The home page has the short version. This is the longer one: what the lab studies, why it is shaped this way, and where different readers should enter.
The research question is general: how a system legitimately moves from an observation to an action, and what has to hold at each step — how an observation becomes a claim, how a claim gains authority, and when an authorized claim may produce an effect. It first showed up in operations, where every day asks who changed this, how we know, whether the log is trustworthy, and who approved the deploy. But the same failure appears in AI agents, distributed systems, formal verification, and governance — operations is where the questions were learned, not what the work is about.
The dangerous cases happen in the gap between check and effect — the claim was true earlier, but stale, unsupported, or out of scope by the time something tries to act on it. This lab builds small gates for that gap. Agents and automations may propose work; the gate decides whether the evidence is still good enough to act on; every refusal leaves a receipt that can be inspected later.
More precisely: custody controls whether a claim may become an operational premise.
The instruments here keep the check-vs-action gap visible and make stale inputs refuse before effect — small pieces that separate observation from assertion, measure the gap between check and action on a named clock, check intent before it becomes effect, and emit receipts the next system over can act on. Automation proposes work — runbooks, scripts, Terraform plans, AI agents — and cannot self-approve, spend stale permission, or turn “tests passed” into “safe to apply.” Whether the claims those proposals rely on were witnessed, still fresh, and allowed to become premises at the moment of action is the whole question.
Approval is an explicit operator or gate decision over a specific proposal, at an authority-bearing surface, with scope, time, and evidence recorded.

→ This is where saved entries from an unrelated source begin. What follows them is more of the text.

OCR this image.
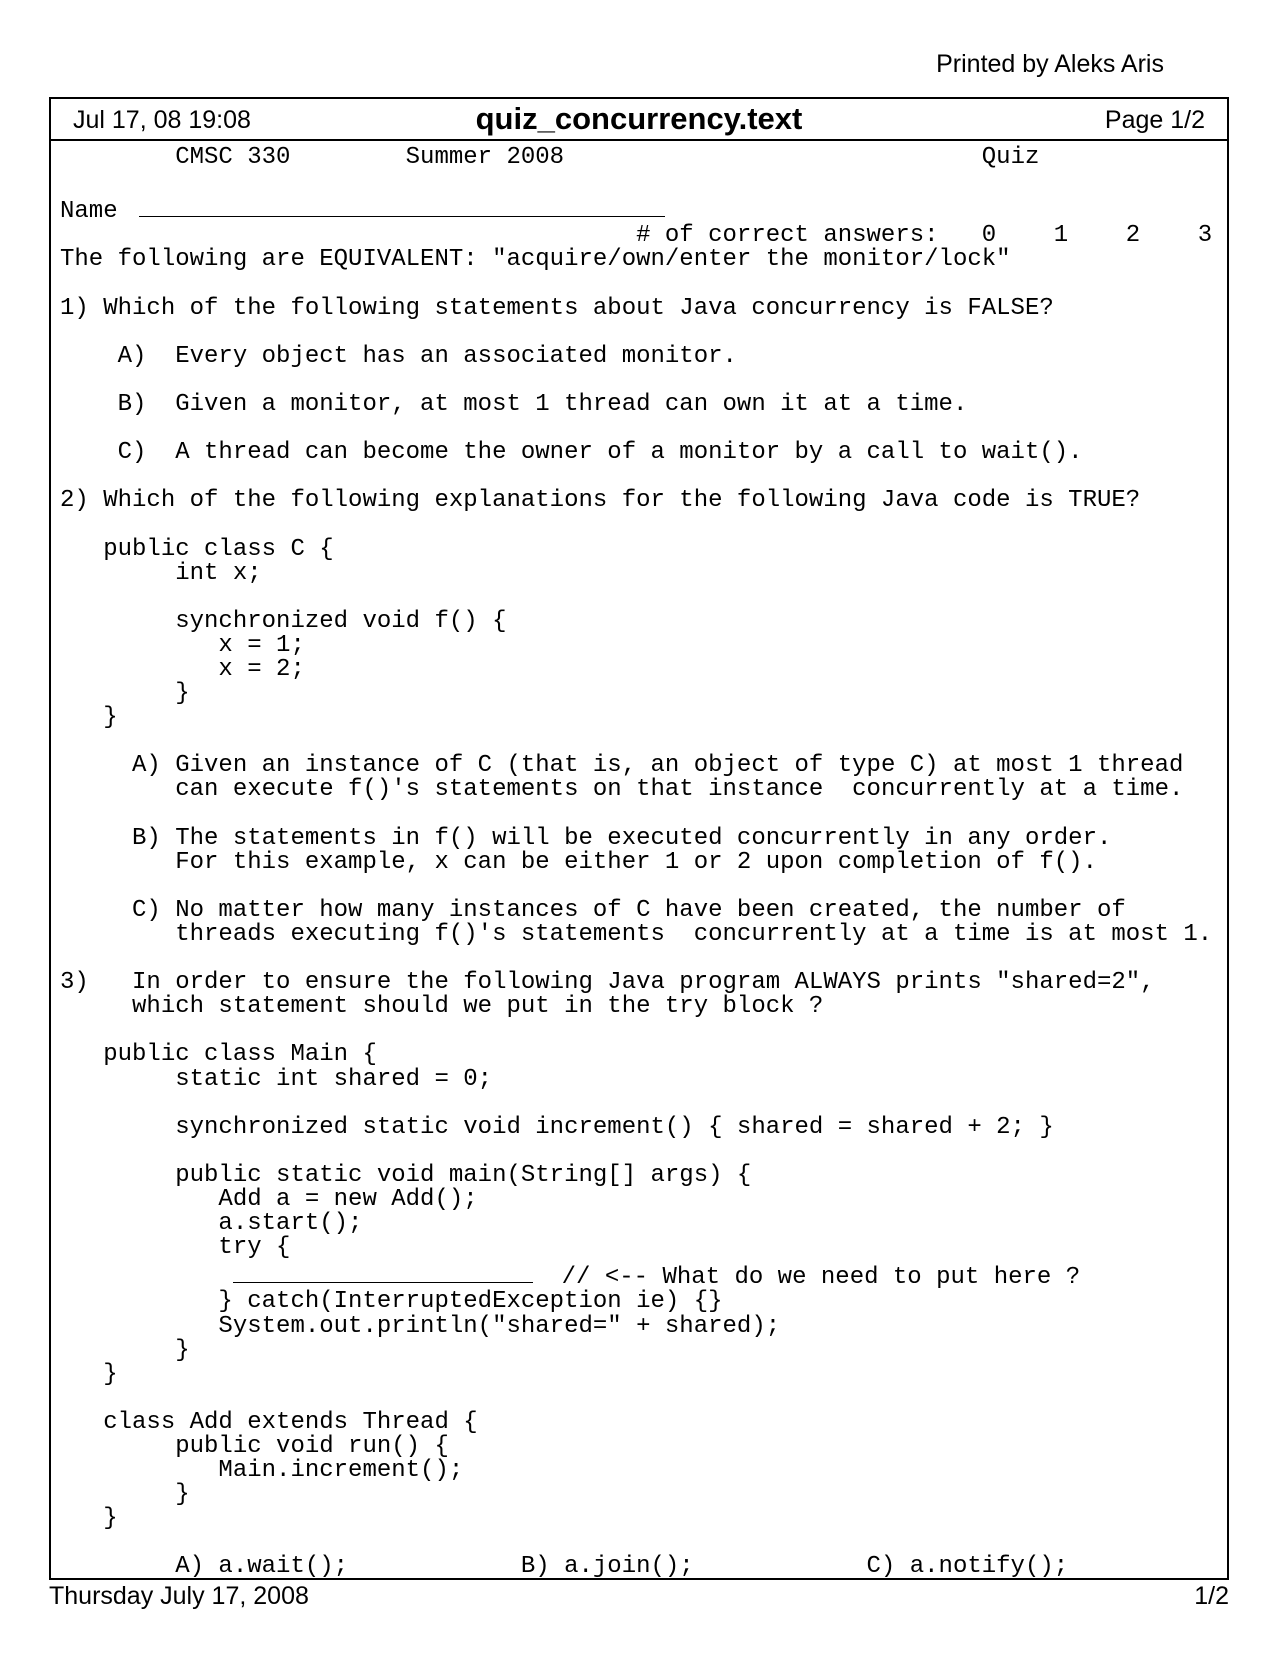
Printed by Aleks Aris
Jul 17, 08 19:08	quiz_concurrency.text	Page 1/2
CMSC 330	Summer 2008	Quiz

Name
# of correct answers:   0    1    2    3
The following are EQUIVALENT: "acquire/own/enter the monitor/lock"

1) Which of the following statements about Java concurrency is FALSE?

A)  Every object has an associated monitor.

B)  Given a monitor, at most 1 thread can own it at a time.

C)  A thread can become the owner of a monitor by a call to wait().

2) Which of the following explanations for the following Java code is TRUE?

public class C {
int x;

synchronized void f() {
x = 1;
x = 2;
}
}

A) Given an instance of C (that is, an object of type C) at most 1 thread
can execute f()'s statements on that instance  concurrently at a time.

B) The statements in f() will be executed concurrently in any order.
For this example, x can be either 1 or 2 upon completion of f().

C) No matter how many instances of C have been created, the number of
threads executing f()'s statements  concurrently at a time is at most 1.

3)   In order to ensure the following Java program ALWAYS prints "shared=2",
which statement should we put in the try block ?

public class Main {
static int shared = 0;

synchronized static void increment() { shared = shared + 2; }

public static void main(String[] args) {
Add a = new Add();
a.start();
try {
// <-- What do we need to put here ?
} catch(InterruptedException ie) {}
System.out.println("shared=" + shared);
}
}

class Add extends Thread {
public void run() {
Main.increment();
}
}

A) a.wait();            B) a.join();            C) a.notify();
Thursday July 17, 2008	1/2
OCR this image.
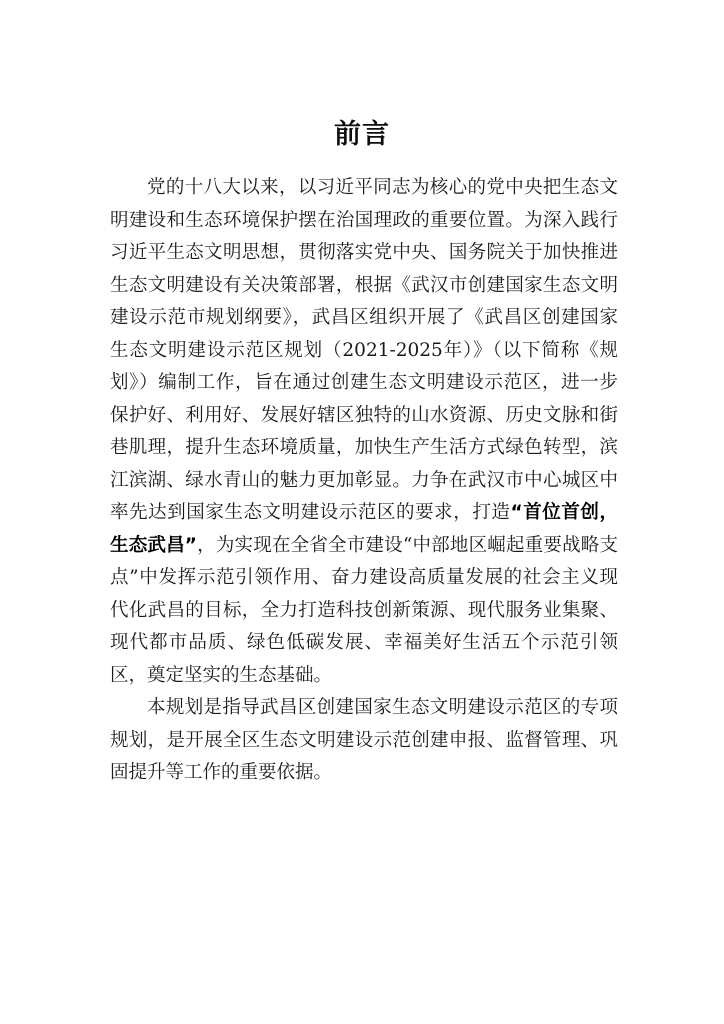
前言

党的十八大以来，以习近平同志为核心的党中央把生态文明建设和生态环境保护摆在治国理政的重要位置。为深入践行习近平生态文明思想，贯彻落实党中央、国务院关于加快推进生态文明建设有关决策部署，根据《武汉市创建国家生态文明建设示范市规划纲要》，武昌区组织开展了《武昌区创建国家生态文明建设示范区规划（2021-2025年）》（以下简称《规划》）编制工作，旨在通过创建生态文明建设示范区，进一步保护好、利用好、发展好辖区独特的山水资源、历史文脉和街巷肌理，提升生态环境质量，加快生产生活方式绿色转型，滨江滨湖、绿水青山的魅力更加彰显。力争在武汉市中心城区中率先达到国家生态文明建设示范区的要求，打造“首位首创，生态武昌”，为实现在全省全市建设“中部地区崛起重要战略支点”中发挥示范引领作用、奋力建设高质量发展的社会主义现代化武昌的目标，全力打造科技创新策源、现代服务业集聚、现代都市品质、绿色低碳发展、幸福美好生活五个示范引领区，奠定坚实的生态基础。

本规划是指导武昌区创建国家生态文明建设示范区的专项规划，是开展全区生态文明建设示范创建申报、监督管理、巩固提升等工作的重要依据。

A completed run, passing tests, a chat message, a green check, a completed rehearsal, or an agent saying “done” is not approval. Approval is a bounded operator or gate act — not a byproduct of some other event completing.
Authorization asks whether an action is allowed. Custody asks whether the premises behind that action are still good enough to act on. A credential valid at check time can be stale at action time. A green check can outlive its evidence. A log line is self-report until sealed. A demonstrated behavior is not an operational claim. Each of those collapses is invisible to the conventional stack and unrecoverable after the fact. Keeping them visible — and able to refuse before effect — is the whole job.
The closest established analogy is electronic design automation. Not because operations resembles chip layout, but because the useful parts of EDA are compilation, checking, comparison, and explicit promotion — an authored design, rule checking that refuses contradictions, compiled artifacts for each downstream consumer, a ratification step that is a deliberate act, and a comparison of intended structure against realized structure where divergence is a verdict rather than a nuisance. Outwardly the category is design and assurance for operational systems; the intellectual ancestor is EDA.
This is an integration thesis, not a novelty claim. Every constituent technique already exists somewhere — infrastructure-as-code declares intent, monitoring observes reality, policy engines decide, systems engineering has modeled designs for decades. What has not happened is their integration into one discipline with a first-class authored system artifact, explicit evidence obligations, bounded per-consumer views, and typed refusal. That gap is the bet.
The analogy stays on the positioning layer and never enters the vocabulary. Nothing here is called a schematic, a netlist, or a tape-out. The internal terms remain revision, projection, witness, standing, custody, admission, and refusal — a conceptual dependency on the analogy would itself be the failure mode. And the authored-design layer that completes the lifecycle is a candidate: named, designed, not built. The home page marks where the line falls.
Different readers want different doors.
The bet is that governance lives in the conversions between observation and action: what may become a claim, what may become a premise, what may authorize an effect, and what must remain a refusal. Ordinary infrastructure collapses those boundaries into “looks fine” in ways that only show up at incident time. A bet like that wants to be falsifiable, so the work ships as small instruments with explicit refusal boundaries and reproducible demos.